As another example, consider a memory module constructed as follows:

                    strobe               
             address   | direction   data in and out
	    ___|_|___  |  |            | |    | |
	   || |   | || |  |            | |    | |
	    | |   | |  |  |          __\_/__  | |
	    | |   |  --|--|--------\|       | | |
	  __\_/__  ----|--|--------/|addr   | | |
	 |  =X   |     |  |   ___   |  MEM  | / \
	 |_______|     |  o--|   |  |       | | |
	     |         o--|--|AND|--|<-_-   | | |
	     o---------|--|--|___|  |_______| | |
	     |         |  |   ___      | |    | |
	     |         |   -O|   |     | |    / \
	     |          -----|AND|-----| |---/___\
	      ---------------|___|     | |____| |
                                       |________|

Here, we have broken the address into two parts, using the most significant bits of the address for device selection and using the least significant bits as the memory address input to the memory module itself.

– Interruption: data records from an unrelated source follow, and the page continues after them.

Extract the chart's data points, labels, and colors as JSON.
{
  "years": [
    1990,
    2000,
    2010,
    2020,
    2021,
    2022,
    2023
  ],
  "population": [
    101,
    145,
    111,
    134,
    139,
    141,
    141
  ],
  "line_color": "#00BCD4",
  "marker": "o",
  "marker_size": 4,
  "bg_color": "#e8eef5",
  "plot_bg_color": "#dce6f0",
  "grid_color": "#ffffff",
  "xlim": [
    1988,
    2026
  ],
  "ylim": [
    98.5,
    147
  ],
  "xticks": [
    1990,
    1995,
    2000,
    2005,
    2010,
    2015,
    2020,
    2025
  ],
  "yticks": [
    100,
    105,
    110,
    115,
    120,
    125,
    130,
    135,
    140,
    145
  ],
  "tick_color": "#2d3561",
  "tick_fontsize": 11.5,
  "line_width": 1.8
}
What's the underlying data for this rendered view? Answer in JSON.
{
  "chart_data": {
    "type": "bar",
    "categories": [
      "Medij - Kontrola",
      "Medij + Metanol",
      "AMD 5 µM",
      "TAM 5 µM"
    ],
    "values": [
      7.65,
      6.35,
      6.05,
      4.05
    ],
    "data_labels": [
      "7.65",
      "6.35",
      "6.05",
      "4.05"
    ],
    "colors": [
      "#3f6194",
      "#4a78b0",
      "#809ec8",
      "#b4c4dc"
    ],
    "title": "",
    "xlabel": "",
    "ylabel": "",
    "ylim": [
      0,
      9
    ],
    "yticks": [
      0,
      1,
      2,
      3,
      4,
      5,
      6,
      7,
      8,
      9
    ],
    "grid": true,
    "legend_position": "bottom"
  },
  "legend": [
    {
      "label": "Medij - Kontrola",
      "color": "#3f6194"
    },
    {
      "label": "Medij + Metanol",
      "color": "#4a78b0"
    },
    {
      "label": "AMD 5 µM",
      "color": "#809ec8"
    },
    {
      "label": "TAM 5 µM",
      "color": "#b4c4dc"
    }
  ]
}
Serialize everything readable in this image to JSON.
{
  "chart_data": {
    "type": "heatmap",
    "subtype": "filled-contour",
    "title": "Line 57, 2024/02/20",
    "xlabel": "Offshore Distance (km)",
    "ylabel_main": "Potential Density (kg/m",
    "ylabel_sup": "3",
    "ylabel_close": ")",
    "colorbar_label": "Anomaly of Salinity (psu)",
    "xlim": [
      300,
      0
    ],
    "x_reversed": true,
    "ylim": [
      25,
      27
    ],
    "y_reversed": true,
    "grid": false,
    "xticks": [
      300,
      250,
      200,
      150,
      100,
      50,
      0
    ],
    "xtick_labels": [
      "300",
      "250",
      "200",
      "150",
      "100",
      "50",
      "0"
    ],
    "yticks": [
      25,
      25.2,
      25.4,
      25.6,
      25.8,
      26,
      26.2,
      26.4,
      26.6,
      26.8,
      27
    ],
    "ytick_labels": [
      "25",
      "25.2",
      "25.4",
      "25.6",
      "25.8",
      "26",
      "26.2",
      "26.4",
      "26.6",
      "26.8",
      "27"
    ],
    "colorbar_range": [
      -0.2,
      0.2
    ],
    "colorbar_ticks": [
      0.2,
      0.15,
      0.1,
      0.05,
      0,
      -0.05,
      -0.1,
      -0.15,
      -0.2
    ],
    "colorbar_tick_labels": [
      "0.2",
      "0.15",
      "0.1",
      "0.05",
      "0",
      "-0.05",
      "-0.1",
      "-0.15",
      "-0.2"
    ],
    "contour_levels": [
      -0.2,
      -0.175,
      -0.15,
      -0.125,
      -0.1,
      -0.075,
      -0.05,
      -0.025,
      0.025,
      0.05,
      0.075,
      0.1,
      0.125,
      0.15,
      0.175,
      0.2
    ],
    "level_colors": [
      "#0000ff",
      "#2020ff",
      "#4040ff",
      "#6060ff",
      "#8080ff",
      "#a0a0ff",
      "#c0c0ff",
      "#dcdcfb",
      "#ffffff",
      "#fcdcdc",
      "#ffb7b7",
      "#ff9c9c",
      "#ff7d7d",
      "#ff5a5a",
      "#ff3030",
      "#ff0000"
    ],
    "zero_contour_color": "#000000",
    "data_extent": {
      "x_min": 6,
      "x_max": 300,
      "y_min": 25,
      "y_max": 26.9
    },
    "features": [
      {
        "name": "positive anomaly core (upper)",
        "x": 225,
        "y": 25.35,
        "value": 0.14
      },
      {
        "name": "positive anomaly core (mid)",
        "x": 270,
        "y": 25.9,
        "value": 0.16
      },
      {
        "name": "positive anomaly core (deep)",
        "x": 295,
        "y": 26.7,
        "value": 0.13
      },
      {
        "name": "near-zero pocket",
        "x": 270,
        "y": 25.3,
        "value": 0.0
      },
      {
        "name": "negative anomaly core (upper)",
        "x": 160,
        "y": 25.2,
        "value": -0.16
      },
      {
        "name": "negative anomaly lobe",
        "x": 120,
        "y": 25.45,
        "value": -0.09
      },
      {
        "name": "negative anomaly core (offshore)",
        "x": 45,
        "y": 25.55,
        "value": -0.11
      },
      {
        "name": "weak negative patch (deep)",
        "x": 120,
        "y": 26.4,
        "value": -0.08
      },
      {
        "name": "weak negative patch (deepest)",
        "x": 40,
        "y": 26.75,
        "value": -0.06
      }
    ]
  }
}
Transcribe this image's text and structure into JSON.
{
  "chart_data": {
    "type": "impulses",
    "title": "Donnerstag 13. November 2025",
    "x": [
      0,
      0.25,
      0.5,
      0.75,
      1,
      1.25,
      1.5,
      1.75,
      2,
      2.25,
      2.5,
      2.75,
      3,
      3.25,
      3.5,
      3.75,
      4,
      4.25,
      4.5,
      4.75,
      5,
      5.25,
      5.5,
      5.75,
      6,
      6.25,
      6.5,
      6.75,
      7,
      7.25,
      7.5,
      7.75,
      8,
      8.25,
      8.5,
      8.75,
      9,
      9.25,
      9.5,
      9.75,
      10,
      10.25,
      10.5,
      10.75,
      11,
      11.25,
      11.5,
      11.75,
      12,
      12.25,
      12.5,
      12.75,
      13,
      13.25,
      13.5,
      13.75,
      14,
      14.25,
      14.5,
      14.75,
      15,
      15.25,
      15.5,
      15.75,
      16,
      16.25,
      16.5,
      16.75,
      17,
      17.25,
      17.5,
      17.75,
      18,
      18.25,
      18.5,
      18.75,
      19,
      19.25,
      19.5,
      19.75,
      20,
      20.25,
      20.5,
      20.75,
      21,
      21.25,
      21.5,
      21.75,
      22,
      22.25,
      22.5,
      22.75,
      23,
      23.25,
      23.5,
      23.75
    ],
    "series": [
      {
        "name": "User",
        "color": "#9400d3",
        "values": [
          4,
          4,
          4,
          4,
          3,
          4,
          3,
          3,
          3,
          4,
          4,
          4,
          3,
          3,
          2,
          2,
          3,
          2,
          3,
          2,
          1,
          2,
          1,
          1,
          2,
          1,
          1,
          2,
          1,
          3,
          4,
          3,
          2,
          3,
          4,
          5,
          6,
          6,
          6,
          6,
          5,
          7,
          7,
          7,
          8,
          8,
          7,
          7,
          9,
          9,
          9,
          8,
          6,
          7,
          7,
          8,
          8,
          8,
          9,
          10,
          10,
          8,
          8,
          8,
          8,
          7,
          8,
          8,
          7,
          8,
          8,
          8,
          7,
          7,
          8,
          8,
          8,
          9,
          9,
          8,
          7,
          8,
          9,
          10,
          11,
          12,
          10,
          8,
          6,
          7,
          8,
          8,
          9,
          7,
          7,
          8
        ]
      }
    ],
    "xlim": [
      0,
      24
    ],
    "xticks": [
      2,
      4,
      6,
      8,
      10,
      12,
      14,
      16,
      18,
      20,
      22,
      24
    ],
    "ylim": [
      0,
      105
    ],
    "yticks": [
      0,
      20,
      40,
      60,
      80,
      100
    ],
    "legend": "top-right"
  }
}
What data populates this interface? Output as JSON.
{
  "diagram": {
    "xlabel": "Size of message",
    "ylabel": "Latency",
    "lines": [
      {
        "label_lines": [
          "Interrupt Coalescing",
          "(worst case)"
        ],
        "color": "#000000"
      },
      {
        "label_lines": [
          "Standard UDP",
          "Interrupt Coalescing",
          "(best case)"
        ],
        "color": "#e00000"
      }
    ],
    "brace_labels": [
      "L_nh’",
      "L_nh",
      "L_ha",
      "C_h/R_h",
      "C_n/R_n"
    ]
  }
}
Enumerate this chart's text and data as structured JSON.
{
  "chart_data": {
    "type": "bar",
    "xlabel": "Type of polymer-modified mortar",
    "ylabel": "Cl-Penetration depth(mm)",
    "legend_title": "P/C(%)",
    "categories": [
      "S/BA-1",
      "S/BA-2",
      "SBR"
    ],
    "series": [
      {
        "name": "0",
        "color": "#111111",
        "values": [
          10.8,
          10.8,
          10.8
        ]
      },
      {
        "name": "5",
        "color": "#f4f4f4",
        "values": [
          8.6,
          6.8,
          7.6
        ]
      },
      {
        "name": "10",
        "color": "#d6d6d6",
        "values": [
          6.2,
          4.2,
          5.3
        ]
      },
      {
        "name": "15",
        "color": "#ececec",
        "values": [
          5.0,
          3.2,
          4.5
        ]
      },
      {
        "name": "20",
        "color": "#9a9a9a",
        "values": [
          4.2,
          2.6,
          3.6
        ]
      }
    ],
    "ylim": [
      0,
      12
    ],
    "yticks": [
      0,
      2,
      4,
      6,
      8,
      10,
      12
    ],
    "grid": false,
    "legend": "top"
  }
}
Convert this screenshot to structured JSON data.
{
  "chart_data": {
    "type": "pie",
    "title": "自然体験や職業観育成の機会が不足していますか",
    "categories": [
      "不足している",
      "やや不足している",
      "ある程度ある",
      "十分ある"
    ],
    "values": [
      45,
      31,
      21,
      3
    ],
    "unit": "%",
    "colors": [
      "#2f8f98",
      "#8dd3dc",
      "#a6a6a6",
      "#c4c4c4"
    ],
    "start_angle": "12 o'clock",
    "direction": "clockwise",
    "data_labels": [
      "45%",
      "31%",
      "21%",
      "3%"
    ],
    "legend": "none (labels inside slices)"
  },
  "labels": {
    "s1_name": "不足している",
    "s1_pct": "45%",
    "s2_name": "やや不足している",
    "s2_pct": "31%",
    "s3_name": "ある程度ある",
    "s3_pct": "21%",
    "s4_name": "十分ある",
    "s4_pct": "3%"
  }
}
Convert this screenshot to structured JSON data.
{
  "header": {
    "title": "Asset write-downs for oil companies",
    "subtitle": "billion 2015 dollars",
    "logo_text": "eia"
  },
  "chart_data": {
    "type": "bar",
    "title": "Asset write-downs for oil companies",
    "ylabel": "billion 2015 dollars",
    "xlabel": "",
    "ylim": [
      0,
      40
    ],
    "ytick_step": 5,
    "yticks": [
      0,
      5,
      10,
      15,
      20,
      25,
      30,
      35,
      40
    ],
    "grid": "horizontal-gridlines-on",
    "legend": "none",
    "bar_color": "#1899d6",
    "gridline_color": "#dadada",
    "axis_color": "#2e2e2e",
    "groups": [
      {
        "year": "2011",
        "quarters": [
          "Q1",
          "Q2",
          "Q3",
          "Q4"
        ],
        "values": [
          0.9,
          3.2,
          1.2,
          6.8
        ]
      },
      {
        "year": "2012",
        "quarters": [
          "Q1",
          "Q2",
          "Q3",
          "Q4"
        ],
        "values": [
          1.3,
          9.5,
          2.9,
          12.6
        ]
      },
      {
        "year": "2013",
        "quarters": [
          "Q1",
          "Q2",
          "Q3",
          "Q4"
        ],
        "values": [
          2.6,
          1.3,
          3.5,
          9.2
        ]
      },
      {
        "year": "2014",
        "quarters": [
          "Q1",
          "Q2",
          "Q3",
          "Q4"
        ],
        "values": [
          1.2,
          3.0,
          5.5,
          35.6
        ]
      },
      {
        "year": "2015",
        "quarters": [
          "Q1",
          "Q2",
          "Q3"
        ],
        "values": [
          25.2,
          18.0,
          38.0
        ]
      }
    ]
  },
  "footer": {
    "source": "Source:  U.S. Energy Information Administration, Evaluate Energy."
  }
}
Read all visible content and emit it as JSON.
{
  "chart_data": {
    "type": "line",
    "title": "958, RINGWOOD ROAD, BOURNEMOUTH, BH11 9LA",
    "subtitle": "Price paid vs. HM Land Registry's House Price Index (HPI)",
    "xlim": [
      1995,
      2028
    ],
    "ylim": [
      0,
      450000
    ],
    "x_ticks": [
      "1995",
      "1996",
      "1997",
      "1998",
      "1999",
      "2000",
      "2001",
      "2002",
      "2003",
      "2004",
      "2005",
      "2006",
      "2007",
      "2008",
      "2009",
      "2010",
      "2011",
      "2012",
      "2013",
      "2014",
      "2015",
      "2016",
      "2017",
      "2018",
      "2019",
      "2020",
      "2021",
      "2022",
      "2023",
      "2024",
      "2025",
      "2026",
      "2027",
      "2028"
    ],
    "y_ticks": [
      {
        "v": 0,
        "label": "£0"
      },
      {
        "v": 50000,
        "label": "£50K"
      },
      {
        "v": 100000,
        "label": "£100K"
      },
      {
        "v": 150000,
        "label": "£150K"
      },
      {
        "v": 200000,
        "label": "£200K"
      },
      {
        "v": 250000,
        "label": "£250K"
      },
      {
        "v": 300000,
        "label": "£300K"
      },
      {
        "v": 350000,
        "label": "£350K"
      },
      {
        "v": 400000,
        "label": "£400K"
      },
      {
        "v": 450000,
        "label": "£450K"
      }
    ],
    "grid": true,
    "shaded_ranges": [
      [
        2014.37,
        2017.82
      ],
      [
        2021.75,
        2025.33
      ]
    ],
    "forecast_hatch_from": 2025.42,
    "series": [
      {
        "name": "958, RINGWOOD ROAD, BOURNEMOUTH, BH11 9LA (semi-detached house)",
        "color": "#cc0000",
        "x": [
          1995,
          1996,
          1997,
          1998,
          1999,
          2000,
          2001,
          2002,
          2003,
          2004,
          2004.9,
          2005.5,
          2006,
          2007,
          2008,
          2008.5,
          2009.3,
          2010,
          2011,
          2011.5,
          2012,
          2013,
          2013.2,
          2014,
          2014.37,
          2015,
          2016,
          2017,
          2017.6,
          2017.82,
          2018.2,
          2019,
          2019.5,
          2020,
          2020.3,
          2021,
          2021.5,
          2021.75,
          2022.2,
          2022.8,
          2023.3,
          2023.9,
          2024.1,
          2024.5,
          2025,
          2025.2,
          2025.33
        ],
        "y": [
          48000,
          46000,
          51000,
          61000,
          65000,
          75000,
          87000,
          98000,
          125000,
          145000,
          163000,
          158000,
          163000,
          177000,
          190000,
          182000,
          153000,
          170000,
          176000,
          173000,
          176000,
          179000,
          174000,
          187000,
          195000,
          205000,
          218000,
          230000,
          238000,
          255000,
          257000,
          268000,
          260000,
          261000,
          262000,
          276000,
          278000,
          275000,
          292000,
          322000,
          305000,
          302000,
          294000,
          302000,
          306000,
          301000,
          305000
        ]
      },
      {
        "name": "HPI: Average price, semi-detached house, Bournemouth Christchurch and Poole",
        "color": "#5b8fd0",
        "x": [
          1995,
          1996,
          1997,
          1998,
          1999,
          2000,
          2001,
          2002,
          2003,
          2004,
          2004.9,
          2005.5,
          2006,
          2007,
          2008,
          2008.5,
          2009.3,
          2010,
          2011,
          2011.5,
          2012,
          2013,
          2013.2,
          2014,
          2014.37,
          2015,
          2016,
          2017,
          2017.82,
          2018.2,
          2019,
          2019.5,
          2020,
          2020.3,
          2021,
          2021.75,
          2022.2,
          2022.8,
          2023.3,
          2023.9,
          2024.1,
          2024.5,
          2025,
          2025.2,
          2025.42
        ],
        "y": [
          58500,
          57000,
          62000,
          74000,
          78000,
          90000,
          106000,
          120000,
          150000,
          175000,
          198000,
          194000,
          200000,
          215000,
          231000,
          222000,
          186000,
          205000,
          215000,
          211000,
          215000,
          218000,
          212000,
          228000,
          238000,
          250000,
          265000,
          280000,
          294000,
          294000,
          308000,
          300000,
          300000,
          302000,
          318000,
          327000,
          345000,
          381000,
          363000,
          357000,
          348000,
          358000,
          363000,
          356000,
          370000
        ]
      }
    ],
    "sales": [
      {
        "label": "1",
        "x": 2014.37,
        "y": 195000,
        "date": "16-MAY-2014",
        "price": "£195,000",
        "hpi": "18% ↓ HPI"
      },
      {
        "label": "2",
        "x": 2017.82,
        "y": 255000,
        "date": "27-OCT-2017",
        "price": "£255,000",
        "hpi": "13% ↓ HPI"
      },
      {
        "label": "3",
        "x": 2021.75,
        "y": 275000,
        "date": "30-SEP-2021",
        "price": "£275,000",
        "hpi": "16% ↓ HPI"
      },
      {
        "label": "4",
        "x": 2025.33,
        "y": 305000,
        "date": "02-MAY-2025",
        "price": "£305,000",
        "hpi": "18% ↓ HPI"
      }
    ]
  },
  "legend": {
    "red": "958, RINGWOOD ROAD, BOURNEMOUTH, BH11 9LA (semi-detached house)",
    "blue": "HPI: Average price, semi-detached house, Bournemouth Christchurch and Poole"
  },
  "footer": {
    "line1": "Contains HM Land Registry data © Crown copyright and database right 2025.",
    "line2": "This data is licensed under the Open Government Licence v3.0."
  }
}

This is very close to the design used for small static RAM modules sold in the mid 1970's. DRAM systems are more complex because of the need for refresh logic. Typical 1970's and even early 1980's memory subsystems used jumpers or miniature switches to set the address X to which the memory module responds.

Today's SIMM modules have added complexity because there are only, for example, 11 address input pins on a 72 pin SIMM with a capacity of 16 or 32 megabytes (4 to 8 million 32 bit words). The internal memory address register on the SIMM is 22 bits long, divided into two 11 bit sub-registers (referred to as page and word in page, or as row and column select registers). A memory cycle requires that the address be strobed into the chip in two cycles before the data can be inspected or stored. But note! 22 bits only allows addressing 4 megawords. This SIMM, when used in the 8 megaword configuration, had separate strobes for the two banks on the one SIMM. The decision to clock data into the SIMM was made by an external memory controller subsystem.